Junie’s observations of her mother – who is, temperamentally, her complete opposite – grant her the opportunity to find herself.

“She watches her [mother’s] downward spiral,” Knight says. “It’s often hard to witness, but through that turmoil and pain, Junie still tries to find love. … She’s trying to build her own language for love so that, as an introvert, she can communicate what love looks like to her in her own way.”

Junie’s coming-of-age is also the story of her becoming an artist and learning what it means to live life through paint, canvas, and gesture. For Knight, like Junie, the novel has been a second chance at life.

Recalling a conversation with short-story writer Téa Mutonji, whom Knight was interviewing for a forthcoming commissioned book from HarperCollins on Black self-love, Knight says that Junie was a chance to live more genuinely.

“[She] said that writing is a second chance for everything, and I thought, That’s brilliant. That’s exactly what I hope this book is: a second chance for anyone who is moving through the world in a way that doesn’t feel authentic. There’s another way to situate yourself inside of that and reframe it and reimagine it.”
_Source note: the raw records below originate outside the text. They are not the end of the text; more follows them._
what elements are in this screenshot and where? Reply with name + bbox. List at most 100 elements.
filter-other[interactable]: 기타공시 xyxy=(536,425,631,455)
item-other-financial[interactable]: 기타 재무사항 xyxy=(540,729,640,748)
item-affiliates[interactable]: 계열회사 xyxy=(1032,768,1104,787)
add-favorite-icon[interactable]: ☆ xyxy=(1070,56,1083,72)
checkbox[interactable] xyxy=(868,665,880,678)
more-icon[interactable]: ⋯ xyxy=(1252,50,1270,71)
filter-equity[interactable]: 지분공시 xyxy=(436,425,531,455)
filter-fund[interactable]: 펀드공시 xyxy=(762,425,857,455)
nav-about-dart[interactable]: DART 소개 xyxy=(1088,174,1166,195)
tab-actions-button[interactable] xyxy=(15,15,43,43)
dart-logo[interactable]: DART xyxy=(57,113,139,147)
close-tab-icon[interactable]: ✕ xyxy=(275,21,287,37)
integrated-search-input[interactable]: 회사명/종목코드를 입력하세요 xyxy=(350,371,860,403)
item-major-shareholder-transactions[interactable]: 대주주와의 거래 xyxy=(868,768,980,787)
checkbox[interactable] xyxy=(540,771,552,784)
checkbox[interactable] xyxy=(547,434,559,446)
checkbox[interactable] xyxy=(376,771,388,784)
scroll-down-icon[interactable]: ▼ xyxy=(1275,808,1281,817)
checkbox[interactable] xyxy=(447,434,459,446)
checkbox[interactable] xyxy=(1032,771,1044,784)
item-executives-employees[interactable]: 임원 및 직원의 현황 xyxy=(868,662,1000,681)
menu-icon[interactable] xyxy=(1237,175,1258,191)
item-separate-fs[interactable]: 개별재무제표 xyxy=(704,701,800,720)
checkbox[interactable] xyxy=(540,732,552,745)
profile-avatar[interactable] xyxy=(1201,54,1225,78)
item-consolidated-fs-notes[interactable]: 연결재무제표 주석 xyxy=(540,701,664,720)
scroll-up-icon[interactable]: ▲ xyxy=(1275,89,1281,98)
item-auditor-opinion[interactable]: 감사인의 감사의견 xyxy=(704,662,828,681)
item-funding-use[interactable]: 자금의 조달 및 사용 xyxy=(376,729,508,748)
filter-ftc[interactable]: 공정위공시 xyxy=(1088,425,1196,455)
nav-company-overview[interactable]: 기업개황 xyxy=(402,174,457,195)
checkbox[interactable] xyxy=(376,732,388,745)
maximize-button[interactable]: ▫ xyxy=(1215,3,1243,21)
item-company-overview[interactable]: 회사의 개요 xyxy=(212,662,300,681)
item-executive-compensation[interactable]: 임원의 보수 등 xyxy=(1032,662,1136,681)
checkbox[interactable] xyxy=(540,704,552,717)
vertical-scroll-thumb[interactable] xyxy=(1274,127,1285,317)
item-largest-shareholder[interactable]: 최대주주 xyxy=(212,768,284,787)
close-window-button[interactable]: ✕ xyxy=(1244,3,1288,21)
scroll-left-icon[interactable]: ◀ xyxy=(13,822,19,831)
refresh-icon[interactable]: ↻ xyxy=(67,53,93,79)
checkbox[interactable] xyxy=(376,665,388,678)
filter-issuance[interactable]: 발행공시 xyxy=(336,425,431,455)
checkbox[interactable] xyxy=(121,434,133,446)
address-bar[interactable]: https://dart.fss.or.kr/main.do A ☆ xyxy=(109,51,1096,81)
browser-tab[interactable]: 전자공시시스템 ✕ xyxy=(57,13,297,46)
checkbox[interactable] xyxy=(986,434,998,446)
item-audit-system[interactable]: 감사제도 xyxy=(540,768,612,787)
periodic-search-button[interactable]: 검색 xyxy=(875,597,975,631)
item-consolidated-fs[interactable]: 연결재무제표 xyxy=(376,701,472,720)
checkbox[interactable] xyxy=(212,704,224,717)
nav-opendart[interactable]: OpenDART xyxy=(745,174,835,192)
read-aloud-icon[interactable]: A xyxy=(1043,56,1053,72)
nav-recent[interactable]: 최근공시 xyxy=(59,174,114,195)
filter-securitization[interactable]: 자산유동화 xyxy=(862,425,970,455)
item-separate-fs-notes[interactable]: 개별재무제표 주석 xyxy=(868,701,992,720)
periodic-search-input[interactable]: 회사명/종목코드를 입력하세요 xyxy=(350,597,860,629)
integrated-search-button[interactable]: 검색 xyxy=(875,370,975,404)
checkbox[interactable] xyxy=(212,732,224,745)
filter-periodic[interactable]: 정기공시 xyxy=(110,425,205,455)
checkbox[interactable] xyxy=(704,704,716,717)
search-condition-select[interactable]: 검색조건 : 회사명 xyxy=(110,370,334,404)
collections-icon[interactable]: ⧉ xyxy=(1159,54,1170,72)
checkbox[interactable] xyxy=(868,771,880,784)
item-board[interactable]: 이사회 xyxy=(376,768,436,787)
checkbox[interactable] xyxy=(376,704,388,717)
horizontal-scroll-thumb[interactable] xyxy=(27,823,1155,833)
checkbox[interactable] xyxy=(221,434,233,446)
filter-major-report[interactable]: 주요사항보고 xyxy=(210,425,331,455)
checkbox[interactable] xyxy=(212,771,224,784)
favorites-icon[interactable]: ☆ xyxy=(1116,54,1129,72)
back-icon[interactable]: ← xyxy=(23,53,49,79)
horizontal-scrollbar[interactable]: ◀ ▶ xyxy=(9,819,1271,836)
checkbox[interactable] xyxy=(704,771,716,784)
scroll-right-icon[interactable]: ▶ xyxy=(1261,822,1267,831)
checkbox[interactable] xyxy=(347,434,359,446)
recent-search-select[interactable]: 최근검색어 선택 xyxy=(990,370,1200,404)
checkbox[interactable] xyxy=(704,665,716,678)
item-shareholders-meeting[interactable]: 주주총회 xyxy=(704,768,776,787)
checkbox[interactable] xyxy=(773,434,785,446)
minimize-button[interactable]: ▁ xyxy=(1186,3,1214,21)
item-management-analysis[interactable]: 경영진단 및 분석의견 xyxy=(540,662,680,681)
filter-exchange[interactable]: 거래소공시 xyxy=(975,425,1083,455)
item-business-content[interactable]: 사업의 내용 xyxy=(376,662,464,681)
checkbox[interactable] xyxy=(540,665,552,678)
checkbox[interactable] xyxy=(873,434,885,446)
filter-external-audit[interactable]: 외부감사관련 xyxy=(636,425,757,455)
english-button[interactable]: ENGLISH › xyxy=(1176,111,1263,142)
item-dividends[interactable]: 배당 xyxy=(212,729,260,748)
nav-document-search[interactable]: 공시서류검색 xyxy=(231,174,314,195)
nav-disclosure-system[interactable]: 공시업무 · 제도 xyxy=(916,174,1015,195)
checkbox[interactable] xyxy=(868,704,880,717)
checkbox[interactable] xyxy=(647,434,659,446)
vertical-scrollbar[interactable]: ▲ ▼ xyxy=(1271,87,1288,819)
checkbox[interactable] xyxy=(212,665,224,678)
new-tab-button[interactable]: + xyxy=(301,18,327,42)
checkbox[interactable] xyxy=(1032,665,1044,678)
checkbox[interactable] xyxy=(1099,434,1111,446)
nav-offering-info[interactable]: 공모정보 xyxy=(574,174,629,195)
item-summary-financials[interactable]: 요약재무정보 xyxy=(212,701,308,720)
Junie began as a short story in 2016 and grew into a novel at the urging of author and editor Jen Sookfong Lee, one of Knight’s mentors. The metaphor of water that Knight shares about her process is as much about the shape of the book as it is about her own metamorphosis as a writer: “I tried to picture this gushing water coming from the faucet in the beginning. And then, as the book moves, somebody is slowly closing that tap. And by the time we get to the end, you’re getting droplets of water.”

Chelene Knight: Jon McRae


Correction, September 14: This story has been updated from the original to reflect that Knight is writing the forthcoming book on Black self-love. It is not an anthology, as was originally reported. The story has also been updated to reflect that the publisher of Junie is Book*hug Press.